Bandy (pictured left-file photo) had been indicted on eight counts by a Calhoun grand jury following an investigation by the WV State Police: one count of grand larceny, three counts of burglary, three counts of conspiracy, all felonies, and one misdemeanor count for destruction of property.

The case was related to the alleged taking of property belonging to an elderly Big Springs couple who were unable to take care of themselves, having been placed in Department of Human Services custody.

Hough told the court he had difficulty understanding the role of sheriff's being the conservator of estates.

"The defendant (Bandy) brought the property to the sheriff and he declined to accept it," said Hough.

Evans indicated that act was "extremely dangerous" to the state's case. "Thieves do not take stolen property to the Sheriff and the DHHR for safe keeping," he said.

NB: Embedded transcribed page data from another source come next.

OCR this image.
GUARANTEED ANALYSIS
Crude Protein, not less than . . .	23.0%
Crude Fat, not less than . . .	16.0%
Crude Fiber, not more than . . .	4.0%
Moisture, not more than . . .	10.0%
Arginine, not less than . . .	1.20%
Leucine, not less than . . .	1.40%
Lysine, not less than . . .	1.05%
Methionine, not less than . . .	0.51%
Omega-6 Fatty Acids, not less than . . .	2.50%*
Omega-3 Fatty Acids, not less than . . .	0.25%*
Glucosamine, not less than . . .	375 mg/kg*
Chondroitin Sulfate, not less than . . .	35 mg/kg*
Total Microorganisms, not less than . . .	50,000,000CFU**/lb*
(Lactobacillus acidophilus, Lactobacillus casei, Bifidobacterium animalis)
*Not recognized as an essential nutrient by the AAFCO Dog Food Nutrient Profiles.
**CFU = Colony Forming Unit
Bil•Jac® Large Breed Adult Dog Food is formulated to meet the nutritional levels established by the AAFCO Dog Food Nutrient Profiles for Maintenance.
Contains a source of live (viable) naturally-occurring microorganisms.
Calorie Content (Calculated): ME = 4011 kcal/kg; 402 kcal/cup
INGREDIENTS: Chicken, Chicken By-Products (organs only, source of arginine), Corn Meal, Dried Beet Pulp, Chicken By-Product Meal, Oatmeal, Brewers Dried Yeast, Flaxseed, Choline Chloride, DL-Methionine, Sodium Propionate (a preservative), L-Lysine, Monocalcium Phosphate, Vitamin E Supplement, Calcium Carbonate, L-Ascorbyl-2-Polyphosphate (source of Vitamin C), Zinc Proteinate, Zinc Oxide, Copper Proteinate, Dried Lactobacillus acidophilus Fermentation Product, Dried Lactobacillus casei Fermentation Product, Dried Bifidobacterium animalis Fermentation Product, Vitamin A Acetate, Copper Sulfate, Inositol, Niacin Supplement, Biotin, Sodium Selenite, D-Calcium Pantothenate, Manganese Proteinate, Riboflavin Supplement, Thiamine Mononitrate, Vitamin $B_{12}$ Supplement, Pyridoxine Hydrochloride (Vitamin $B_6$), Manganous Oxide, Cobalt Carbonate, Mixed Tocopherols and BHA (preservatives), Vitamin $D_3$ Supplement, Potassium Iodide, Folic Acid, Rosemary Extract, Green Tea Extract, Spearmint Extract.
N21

Evans continued, saying "The case troubles me...This is a public corruption case that affects the public's confidence."

Evans said he had problems with some of the testimony, citing the accessing of a safe deposit box at the Calhoun Bank by Bandy's former girlfriend DHHR employee April McCroskey, saying it "raised suspicion," but "suspicion is not proof."

McCroskey, who was initially indicted on the same charges as Bandy, was found guilty of trespassing, which had a $100 fine and court costs.

"Mr. Hough has done the right thing" said Evans, by seeking dismissal.